OK. Deep breath. It's been a very long time since I've posted or really done much of anything here. I have historically had a tendency to DO ALL THE THINGS and usually all at once. It can be fun, but seriously not sustainable in the long run. No matter what my excitement levels say at the time. So I'm going to start all over again. Right now. I've requested a re-set of my academy quests and re-made my character/quest lists. I'm starting with Mindset, so that's mostly all I'll be working through at first.
I've just gone through and cleared out my garage so I can have my lifting area back. I've been running a few times a week with a friend, but I'm stopping that. Waking up at 545 every morning but only having her show up maybe once a week is exhausting. She never came at all this week. So I broke up with her on that this afternoon. Just the scheduled running part. I've told her I'm down to run when she feels up to it, but I'm not going to wake up and be let down anymore. But this is not her fault. I could have done other things those mornings, but I didn't. I stretched a little then laid down on the sofa and usually napped until my husband got up. I don't want to feel like I'm counting on anyone else to do things though. Thinking about it, I just don't think waking up early is working for me anymore. It seems to be getting harder and harder and I'm so exhausted every day after. I was trying to do morning because my schedule is so funtastic most of the time. But I'm just going to make it work. I want this and I've been letting my schedule be an excuse and her not showing up be an excuse. And I'm just done with that.

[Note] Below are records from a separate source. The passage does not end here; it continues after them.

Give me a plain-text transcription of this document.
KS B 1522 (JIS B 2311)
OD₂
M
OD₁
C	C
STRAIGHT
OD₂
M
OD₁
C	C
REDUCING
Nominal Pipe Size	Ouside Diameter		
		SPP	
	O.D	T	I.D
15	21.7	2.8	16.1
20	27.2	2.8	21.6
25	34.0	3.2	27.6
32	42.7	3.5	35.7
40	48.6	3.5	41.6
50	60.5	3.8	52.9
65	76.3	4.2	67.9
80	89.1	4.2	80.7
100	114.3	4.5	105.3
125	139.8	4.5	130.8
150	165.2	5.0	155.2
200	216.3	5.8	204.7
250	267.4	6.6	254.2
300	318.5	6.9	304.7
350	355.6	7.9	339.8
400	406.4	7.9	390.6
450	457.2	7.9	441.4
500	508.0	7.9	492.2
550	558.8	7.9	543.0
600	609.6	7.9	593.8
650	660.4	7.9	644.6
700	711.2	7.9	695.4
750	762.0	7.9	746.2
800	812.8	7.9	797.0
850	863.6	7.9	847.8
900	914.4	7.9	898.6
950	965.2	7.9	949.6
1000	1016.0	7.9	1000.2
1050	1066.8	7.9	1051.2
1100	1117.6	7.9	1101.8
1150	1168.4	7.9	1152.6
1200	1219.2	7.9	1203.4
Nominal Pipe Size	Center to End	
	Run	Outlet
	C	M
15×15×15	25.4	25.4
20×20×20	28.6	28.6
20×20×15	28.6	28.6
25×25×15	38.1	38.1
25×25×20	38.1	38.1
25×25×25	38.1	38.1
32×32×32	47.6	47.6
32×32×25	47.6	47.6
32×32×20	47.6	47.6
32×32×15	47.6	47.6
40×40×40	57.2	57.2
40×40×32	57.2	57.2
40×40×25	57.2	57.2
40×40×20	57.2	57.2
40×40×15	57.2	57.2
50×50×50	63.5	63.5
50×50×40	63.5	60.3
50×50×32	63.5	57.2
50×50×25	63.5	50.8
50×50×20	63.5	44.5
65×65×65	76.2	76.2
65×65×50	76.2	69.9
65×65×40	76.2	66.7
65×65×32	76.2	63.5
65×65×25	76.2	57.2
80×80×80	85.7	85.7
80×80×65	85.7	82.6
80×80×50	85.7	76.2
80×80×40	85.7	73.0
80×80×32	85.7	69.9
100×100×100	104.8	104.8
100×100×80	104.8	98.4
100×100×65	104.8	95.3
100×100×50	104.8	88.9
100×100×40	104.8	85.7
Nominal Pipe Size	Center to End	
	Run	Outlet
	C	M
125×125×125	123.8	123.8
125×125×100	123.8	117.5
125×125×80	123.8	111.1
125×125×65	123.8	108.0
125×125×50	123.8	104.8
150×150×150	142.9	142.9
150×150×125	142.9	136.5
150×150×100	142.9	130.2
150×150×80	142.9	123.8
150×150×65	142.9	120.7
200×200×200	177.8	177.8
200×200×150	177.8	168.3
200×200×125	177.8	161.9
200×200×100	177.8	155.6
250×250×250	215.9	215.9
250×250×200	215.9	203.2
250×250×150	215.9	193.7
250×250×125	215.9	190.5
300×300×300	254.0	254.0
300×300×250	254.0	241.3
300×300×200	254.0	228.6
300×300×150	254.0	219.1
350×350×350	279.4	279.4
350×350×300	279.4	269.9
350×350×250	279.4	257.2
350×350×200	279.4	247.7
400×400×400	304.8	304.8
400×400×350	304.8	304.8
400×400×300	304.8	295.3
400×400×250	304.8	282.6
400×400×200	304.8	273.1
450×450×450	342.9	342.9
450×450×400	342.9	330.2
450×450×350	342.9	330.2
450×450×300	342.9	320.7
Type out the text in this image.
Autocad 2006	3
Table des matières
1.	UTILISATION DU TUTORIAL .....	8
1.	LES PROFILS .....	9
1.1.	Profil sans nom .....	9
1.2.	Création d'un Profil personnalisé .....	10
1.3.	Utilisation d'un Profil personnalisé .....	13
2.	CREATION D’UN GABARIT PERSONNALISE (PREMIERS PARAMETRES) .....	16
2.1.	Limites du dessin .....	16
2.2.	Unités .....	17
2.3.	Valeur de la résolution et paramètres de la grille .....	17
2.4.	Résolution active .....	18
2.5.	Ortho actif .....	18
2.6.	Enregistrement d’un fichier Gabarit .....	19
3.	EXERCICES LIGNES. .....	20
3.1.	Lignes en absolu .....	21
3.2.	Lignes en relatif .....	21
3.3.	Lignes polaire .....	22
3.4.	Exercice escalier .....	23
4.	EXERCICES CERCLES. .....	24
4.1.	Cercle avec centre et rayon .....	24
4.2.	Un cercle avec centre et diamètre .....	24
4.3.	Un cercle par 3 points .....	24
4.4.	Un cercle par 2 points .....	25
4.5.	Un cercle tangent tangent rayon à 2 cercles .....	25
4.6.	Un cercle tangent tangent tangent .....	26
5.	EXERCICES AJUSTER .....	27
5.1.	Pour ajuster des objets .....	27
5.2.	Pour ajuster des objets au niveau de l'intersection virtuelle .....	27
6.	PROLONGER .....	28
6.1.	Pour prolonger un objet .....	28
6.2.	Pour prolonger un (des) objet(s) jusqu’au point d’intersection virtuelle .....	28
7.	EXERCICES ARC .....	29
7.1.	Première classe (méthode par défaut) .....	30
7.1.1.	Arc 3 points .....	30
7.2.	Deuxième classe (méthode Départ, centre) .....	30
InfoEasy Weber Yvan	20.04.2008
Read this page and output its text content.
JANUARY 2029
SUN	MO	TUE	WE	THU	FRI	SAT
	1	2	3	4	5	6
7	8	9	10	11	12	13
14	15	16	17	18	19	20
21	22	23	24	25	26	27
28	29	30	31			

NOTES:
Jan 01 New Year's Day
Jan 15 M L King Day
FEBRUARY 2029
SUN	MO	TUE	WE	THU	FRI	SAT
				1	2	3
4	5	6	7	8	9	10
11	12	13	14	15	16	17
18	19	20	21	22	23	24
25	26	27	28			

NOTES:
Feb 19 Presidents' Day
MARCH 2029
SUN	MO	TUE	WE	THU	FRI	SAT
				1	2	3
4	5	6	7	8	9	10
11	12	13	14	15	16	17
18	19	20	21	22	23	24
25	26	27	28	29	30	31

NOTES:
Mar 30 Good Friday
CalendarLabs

So for now, I'm going to make a quick lift happen after work on Wednesday and Friday and another lift on Sundays when I can fit it in. I'm going to make sure I yoga once a week whenever I can do it, I'm thinking Monday or Friday, but we'll see. As long as it happens once a week, I'll be good with that. Otherwise I'm just going to run when we have time to go together and walk the dogs as much as possible.I'm going to work on my food and sleep and just do the best I can.
So, Life update! If you followed me before. Some of you are still facebook friends, but I'm not a great poster when things are going on and things seem to be always going on.
I opened my yarn shop. Rebel Purl has been going just over a year now and I love everything about it. I love coming up with colorways and names. I love creating patterns and knitting samples. I love talking to people about yarn and patterns and just the fun of creating. I spent the first year getting used to dying schedules and processes, advertising, and such. I'm spending this year checking out events and selling at a few. Next year I'm hoping to do many more events and some larger ones. My dream would be to grow this into a small business that could be my primary/only job. I would love to have a little workshop with a small retail space and an area where I could do classes and host knit nights and such. But that is a long time off yet. Right now I'm just lucky that it pays enough to keep itself going.
I'm still working FT at a trucking company. It wears me down mor every day that I am the political opposite to everyone I work with here. It is exhausting trying not to argue about equality and white privilege and religion having so much influence on lawmaking and man am I tired of having to listen to their sermons playing every morning. I suppose its mostly just one person who is the most vocal and judgemental that wears me down (because there is absolutely no avoiding her) but I know the others agree with her at least for the most part. Being the only progressive atheist is exhausting. And it is so disheartening when voting time rolls around because its one of me voting for what I so passionately believe and (just in this one office) 4 people plus spouses voting against me. But it will never stop me from voting. Sorry, there is just so much going on politically and I spend all day with no outlet. I have been able to make several colorways that donate a small amount per sale to causes I support. That really helps a lot when I don't feel like I have the time or energy to do much else. I can always make another colorway and use it to get money to the people who can do something. Another reason to love yarn.
It is still just my husband, me and our pets (2 dogs and 1 cat). But we want to become foster parents. We decided if we don't end up having our own by next year, in January we start the research and prep to start that process. That is coming up fast. I've already been slowly cleaning out the house to try to make room.
My mom still lives 3 blocks away. I make sure to visit her one day a week every week, but sometimes her depression and anxiety are too much for me. I still visit her, but I might end up feeling bad if I'm ever short tempered or testy those days. My husband also has depression and anxiety but in a different way. But again, yarn saves me. There are several knit nights around and I love visiting with everyone at those. My husband and mom are both so very supportive of my business and I love them both so much.
Anyhow, a full time job, a side business, a podcast, pets, taking care of the house, family time..... I end up feeling like the only self-care time I have should be relaxing. But I'm going to change that. Lifting and stretching at first. And making better food choices. Seems easy enough. I can do this, right?
Feel free to help me with support or gifs or whatever you might have the time and capacity for. I could use it.